I took notes during the presentation, recording some of the technical details of the work performed at the Center for Intelligent Mechatronics by Goldfarb and dozen or so assistants (which he showed in a slide at the end of his presentation — looked like 11 males and 1 female, assuming their faces reflected stereotypical gender roles and none of them are cross-gender dressers like Bradley Manning).

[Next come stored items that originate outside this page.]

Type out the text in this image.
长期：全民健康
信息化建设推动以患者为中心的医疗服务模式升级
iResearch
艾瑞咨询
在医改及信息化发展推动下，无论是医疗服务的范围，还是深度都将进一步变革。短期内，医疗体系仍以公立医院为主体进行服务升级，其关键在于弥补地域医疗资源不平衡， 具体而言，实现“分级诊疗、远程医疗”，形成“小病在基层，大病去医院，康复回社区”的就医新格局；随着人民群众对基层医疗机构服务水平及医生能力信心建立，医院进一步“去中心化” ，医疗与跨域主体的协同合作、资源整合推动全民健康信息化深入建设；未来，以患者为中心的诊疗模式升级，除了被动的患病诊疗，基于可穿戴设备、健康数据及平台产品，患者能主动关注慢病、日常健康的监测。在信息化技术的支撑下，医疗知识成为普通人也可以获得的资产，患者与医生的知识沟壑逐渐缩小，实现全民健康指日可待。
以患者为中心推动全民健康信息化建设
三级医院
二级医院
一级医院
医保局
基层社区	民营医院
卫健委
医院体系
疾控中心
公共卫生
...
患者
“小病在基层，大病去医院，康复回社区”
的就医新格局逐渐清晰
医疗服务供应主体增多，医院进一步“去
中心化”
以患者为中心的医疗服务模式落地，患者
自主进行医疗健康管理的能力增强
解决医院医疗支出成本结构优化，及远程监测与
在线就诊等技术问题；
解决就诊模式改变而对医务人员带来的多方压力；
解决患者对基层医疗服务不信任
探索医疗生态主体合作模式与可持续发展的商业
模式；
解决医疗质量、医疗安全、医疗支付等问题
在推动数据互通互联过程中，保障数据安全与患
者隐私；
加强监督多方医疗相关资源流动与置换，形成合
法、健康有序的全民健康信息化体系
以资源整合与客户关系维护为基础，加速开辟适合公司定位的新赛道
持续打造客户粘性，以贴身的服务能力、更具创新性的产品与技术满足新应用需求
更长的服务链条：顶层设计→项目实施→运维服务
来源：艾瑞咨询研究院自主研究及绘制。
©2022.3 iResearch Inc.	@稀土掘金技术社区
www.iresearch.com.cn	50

After I returned home and ate my wife’s peach-glazed pork roast with sweet potatoes, I took a short jog around the neighbourhood, processing what Goldfarb’s research meant for me, a person who could, at any time, suffer a debilitating injury should a drunk/texting driver jump the curb and hit me before I have time to react.

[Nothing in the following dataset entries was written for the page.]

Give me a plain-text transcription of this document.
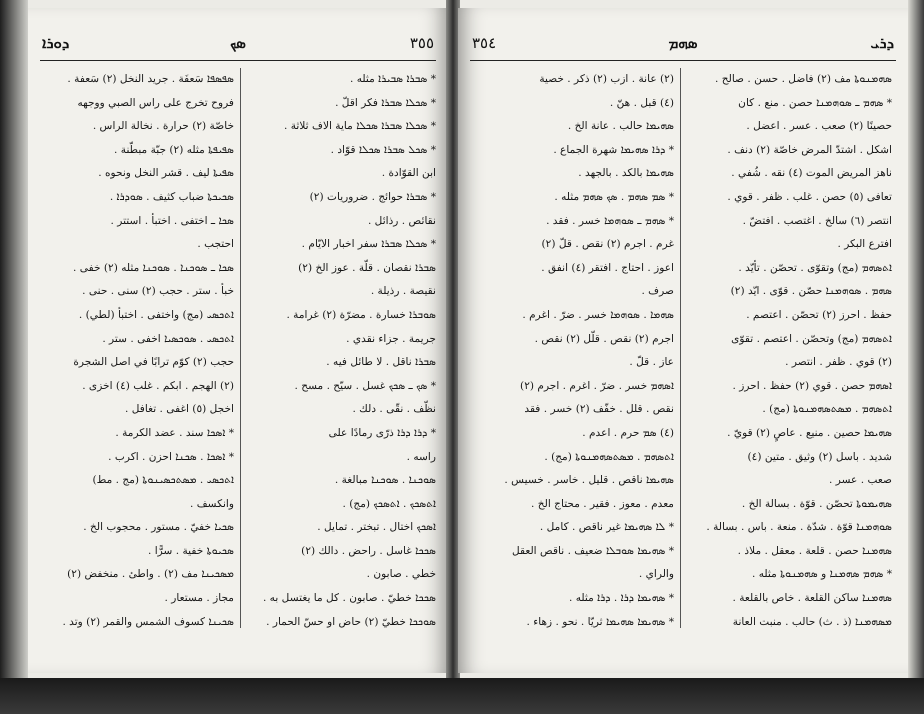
ܕܘܪܐ	ܣܟ	٣٥٥
ܣܦܣܦܐ سَعفَة . جريد النخل (٢) سَعفة .
فروح تخرج على راس الصبي ووجهه
خاصّة (٢) حرارة . نخالة الراس .
ܣܦܝܦܬܐ مثله (٢) جبّة مبطّنة .
ܣܦܝܬܐ ليف . قشر النخل ونحوه .
ܣܟܝܟܬܐ ضباب كثيف . ܣܘܕܪܐ .
ܣܟܐ ـ اختفى . اختبأ . استتر .
احتجب .
ܣܟܐ ـ ܣܘܟܢܐ . ܣܘܟܢܐ مثله (٢) خفى .
خبأ . ستر . حجب (٢) سنى . حنى .
ܐܬܟܣܝ (مج) واختفى . اختبأ (لطي) .
ܐܬܟܣܝ . ܣܘܟܣܝܐ اخفى . ستر .
حجب (٢) كوّم ترابًا في اصل الشجرة
(٢) الهجم . ابكم . غلب (٤) اخزى .
اخجل (٥) اغفى . تغافل .
* ܐܣܟܐ سند . عضد الكرمة .
* ܐܣܟܐ . ܣܟܢܐ احزن . اكرب .
ܐܬܟܣܝ . ܡܣܬܟܣܝܢܘܬܐ (مج . مط)
وانكسف .
ܣܟܝܐ خفيّ . مستور . محجوب الخ .
ܣܟܝܘܬܐ خفية . سرًّا .
ܡܣܟܝܢܐ مف (٢) . واطئ . منخفض (٢)
مجاز . مستعار .
ܣܟܝܢܐ كسوف الشمس والقمر (٢) وتد .
* ܣܒܪܐ ܣܒܝܪܐ مثله .
* ܣܟܠܐ ܣܒܪܐ فكر اقلّ .
* ܣܟܠܐ ܣܒܪܐ ܣܟܠܐ ماية الاف ثلاثة .
* ܣܟܠ ܣܒܪܐ ܣܟܠܐ قوّاد .
ابن القوّادة .
* ܣܒܪܐ حوائج . ضروريات (٢)
نقائص . رذائل .
* ܣܟܠܐ ܣܒܪܐ سفر اخبار الايّام .
ܣܒܪܐ نقصان . قلّة . عوز الخ (٢)
نقيصة . رذيلة .
ܣܘܒܪܐ خسارة . مضرّة (٢) غرامة .
جريمة . جزاء نقدي .
ܣܒܪܐ ناقل . لا طائل فيه .
* ܣܟ ـ ܣܟܟ غسل . سيّح . مسح .
نظّف . نقّى . دلك .
* ܕܪܐ ܕܪܐ ذرّى رمادًا على
راسه .
ܣܘܟܢܐ . ܣܘܟܢܐ مبالغة .
ܐܬܣܟܟ . ܐܬܣܟܟ (مج) .
ܐܣܟܟ اختال . تبختر . تمايل .
ܣܟܟܐ غاسل . راحض . دالك (٢)
خطي . صابون .
ܣܟܟܐ خطيّ . صابون . كل ما يغتسل به .
ܣܘܟܟܐ خطيّ (٢) حاض او حسّ الحمار .
٣٥٤	ܣܗܡ	ܕܪܝ
(٢) عانة . ازب (٢) ذكر . خصية
(٤) قبل . هنّ .
ܣܗܝܡܐ حالب . عانة الخ .
* ܕܪܐ ܣܗܝܡܐ شهرة الجماع .
ܣܗܝܡܐ بالكد . بالجهد .
* ܣܡ ܣܗܡ . ܣܟ ܣܗܡ مثله .
* ܣܗܡ ـ ܣܘܗܡܐ خسر . فقد .
غرم . اجرم (٢) نقص . قلّ (٢)
اعوز . احتاج . افتقر (٤) انفق .
صرف .
ܣܗܡܐ . ܣܘܗܡܐ خسر . ضرّ . اغرم .
اجرم (٢) نقص . قلّل (٢) نقص .
عاز . قلّ .
ܐܣܗܡ خسر . ضرّ . اغرم . اجرم (٢)
نقص . قلل . خفّف (٢) خسر . فقد
(٤) ܣܡ حرم . اعدم .
ܐܬܣܗܡ . ܡܣܬܣܗܡܢܘܬܐ (مج) .
ܣܗܝܡܐ ناقص . قليل . خاسر . خسيس .
معدم . معوز . فقير . محتاج الخ .
* ܠܐ ܣܗܝܡܐ غير ناقص . كامل .
* ܣܗܝܡܐ ܣܘܒܠܐ ضعيف . ناقص العقل
والراي .
* ܣܗܝܡܐ ܕܪܐ . ܕܪܐ مثله .
* ܣܗܝܡܐ ܣܗܝܡܐ ثريّا . نحو . زهاء .
ܣܗܡܢܘܬܐ مف (٢) فاضل . حسن . صالح .
* ܣܗܡ ـ ܣܘܗܡܢܐ حصن . منع . كان
حصينًا (٢) صعب . عسر . اعضل .
اشكل . اشتدّ المرض خاصّة (٢) دنف .
ناهز المريض الموت (٤) نقه . شُفي .
تعافى (٥) حصن . غلب . ظفر . قوي .
انتصر (٦) سالخ . اغتصب . افتضّ .
افترع البكر .
ܐܬܣܗܡ (مج) وتقوّى . تحصّن . تأيّد .
ܣܗܡ . ܣܘܗܡܢܐ حصّن . قوّى . ايّد (٢)
حفظ . احرز (٢) تحصّن . اعتصم .
ܐܬܣܗܡ (مج) وتحصّن . اعتصم . تقوّى
(٢) قوي . ظفر . انتصر .
ܐܣܗܡ حصن . قوي (٢) حفظ . احرز .
ܐܬܣܗܡ . ܡܣܬܣܗܡܢܘܬܐ (مج) .
ܣܗܝܡܐ حصين . منيع . عاصٍ (٢) قويّ .
شديد . باسل (٢) وثيق . متين (٤)
صعب . عسر .
ܣܗܝܡܘܬܐ تحصّن . قوّة . بسالة الخ .
ܣܘܗܡܢܐ قوّة . شدّة . منعة . باس . بسالة .
ܣܗܡܢܐ حصن . قلعة . معقل . ملاذ .
* ܣܗܡ ܣܗܡܢܐ و ܣܗܡܢܘܬܐ مثله .
ܣܗܡܢܐ ساكن القلعة . خاص بالقلعة .
ܡܣܗܡܢܐ (ذ . ث) حالب . منبت العانة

What’s it like to lose a fully-functioning limb?

What’s it worth to put in the time to learn to use an artificial limb, one assisted by microprocessor-centred circuitry?

Goldfarb’s approach to prosthetic devices is the least-invasive — no tapping into the brain or surgically implanting electrodes in nerve/muscle tissue.

There’s a whole industry devoted to this type of technology and history has shown us that prosthetics are valuable.

We can take the humorous approach and think of Captain Hook or a pegleg pirate.

Humour is a valuable asset when coming to grips with the change in one’s physical capabilities while adjusting to becoming a more apparent cybernetic organism, cyborg or borg.

Goldfarb’s three main approaches to solving the problems of limb/nervous system functionality include prosthetic hand (Vanderbilt multigrasp hand), prosthetic leg (transfemoral prosthesis) and powered lower limb exoskeleton.

The state-of-the-art is always years behind science fiction fantasies.

I would wish our artificial limbs of today could operate mechanically as well as give complete skin/nerve cell feedback — hot, cold, soft, hard, calloused, sweating, etc.

But even more, I wish our artificial limbs could give us functions that are greater than the capabilities of our human counterparts, not just the boy-toy dreams of Iron Man or Avatar but something entirely outside of our current range of thoughts/emotions.

In the meantime, I encourage university researchers like Goldfarb to give people what they once had, including the young father who would like to walk to a bench seat and watch his son’s baseball team from the stands rather than from the wheelchair section; one who wants to walk down the aisle to marry his bride next August, perfectly happy with Goldfarb’s exoskeleton as it is today, but probably after bugs have been worked out and the design refined a little better for commercial use.

Speaking of which, Goldfarb said that the cost-benefit analysis of his designs show that the improved quality of life, active/reactive prosthetics reducing hospital visits because of falling down with the use of passive prosthetics, for instance, clearly offsets the initial cost of the prosthetic devices over time.

Do insurance companies agree?  Would the ACA condemn a person to a wheelchair his whole life or offer the chance of walking via exoskeleton?

Goldfarb thanked the NIH for funding some of the research at CIM.

There are hundreds of thousands of Americans — military amputees, car smashup victims, and stroke recovery patients — who can benefit from CIM’s research.  Imagine those in the rest of world who could also gain mobility?

I never hope to have to use prosthetics but look forward to the day I might, given what I saw and heard from Dr. Goldfarb last night.